WJNS
- Yazoo City, Mississippi; United States;
- Frequency: 1530 kHz

Programming
- Format: Defunct

Ownership
- Sister stations: WJNS-FM

History
- First air date: April 19, 1974
- Last air date: March 6, 1986
- Call sign meaning: Joel Netherland Shirley (name of owner and his wife)

Technical information
- Facility ID: 23334
- Class: D
- Power: 250 Watts (daytime only)

= WJNS (AM) =

Radio station in Yazoo City, Mississippi (1974–1966)

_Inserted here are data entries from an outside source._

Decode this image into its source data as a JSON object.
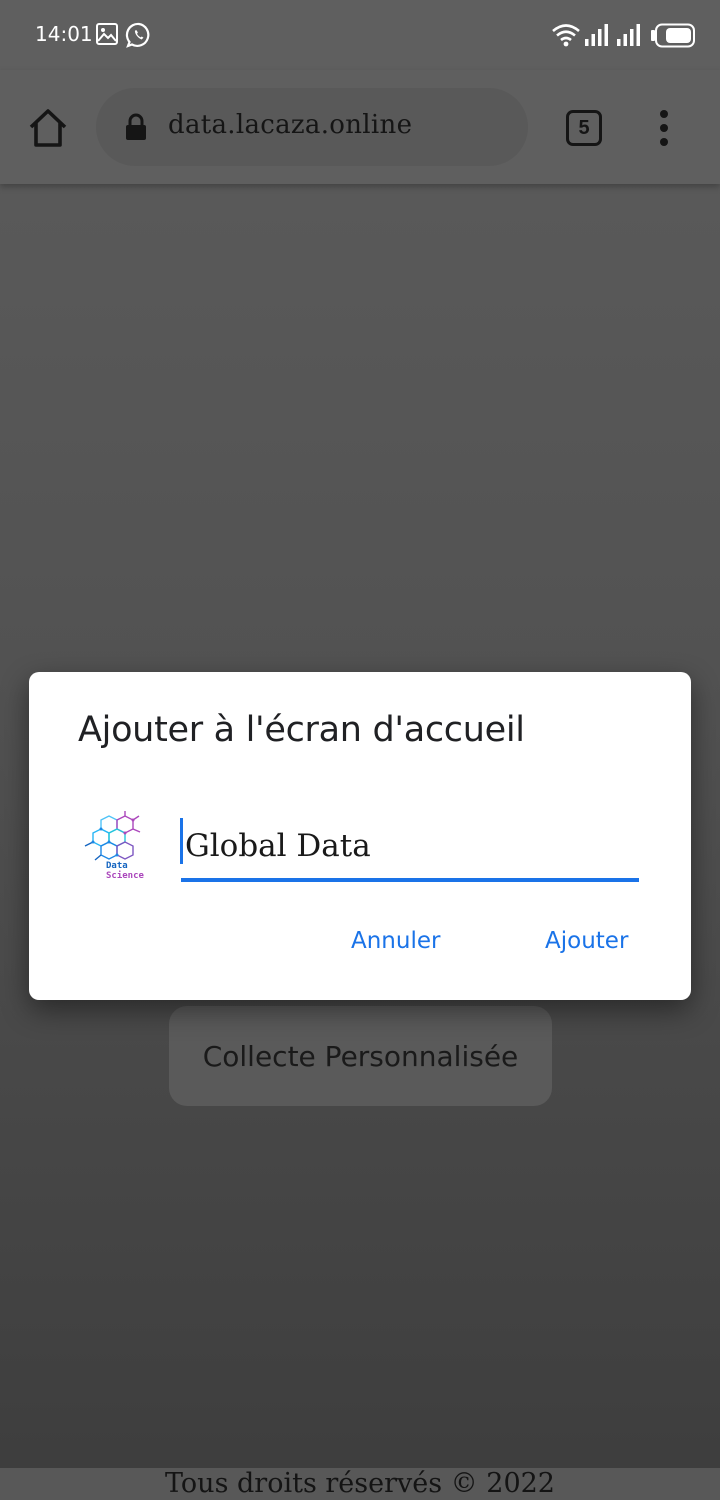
{
  "status_bar": {
    "time": "14:01",
    "icons": [
      "gallery-icon",
      "whatsapp-icon",
      "wifi-icon",
      "signal-icon",
      "signal-icon",
      "battery-icon"
    ]
  },
  "browser": {
    "url": "data.lacaza.online",
    "tab_count": "5",
    "icons": [
      "home-icon",
      "lock-icon",
      "overflow-menu-icon"
    ]
  },
  "page": {
    "collecte_button_label": "Collecte Personnalisée",
    "footer_text": "Tous droits réservés © 2022"
  },
  "dialog": {
    "title": "Ajouter à l'écran d'accueil",
    "app_icon_text_1": "Data",
    "app_icon_text_2": "Science",
    "name_value": "Global Data",
    "cancel_label": "Annuler",
    "add_label": "Ajouter"
  },
  "colors": {
    "accent": "#1a73e8",
    "scrim": "#525252",
    "dialog_bg": "#ffffff"
  }
}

WJNS (1530 kHz) was a radio station licensed to Yazoo City, Mississippi. It operated during daytime hours only, and ran 250 watts.

==History==
The station began broadcasting April 19, 1974, and originally held the call sign WYAZ. WYAZ's studio was located in a house trailer in a cornfield one mile north of Yazoo City. The station was owned by Gateway Broadcasting, with State Representative Joel Netherland owning controlling interest. In 1981, the station was sold to Chicago evangelist James Baker, and its call sign was changed to WPJJ. It was repurchased by Gateway Broadcasting in 1983, and its call sign was changed to WJNS. The purchase made the AM a sister to WJNS-FM, which had been on the air since 1968. Its license was cancelled March 6, 1986.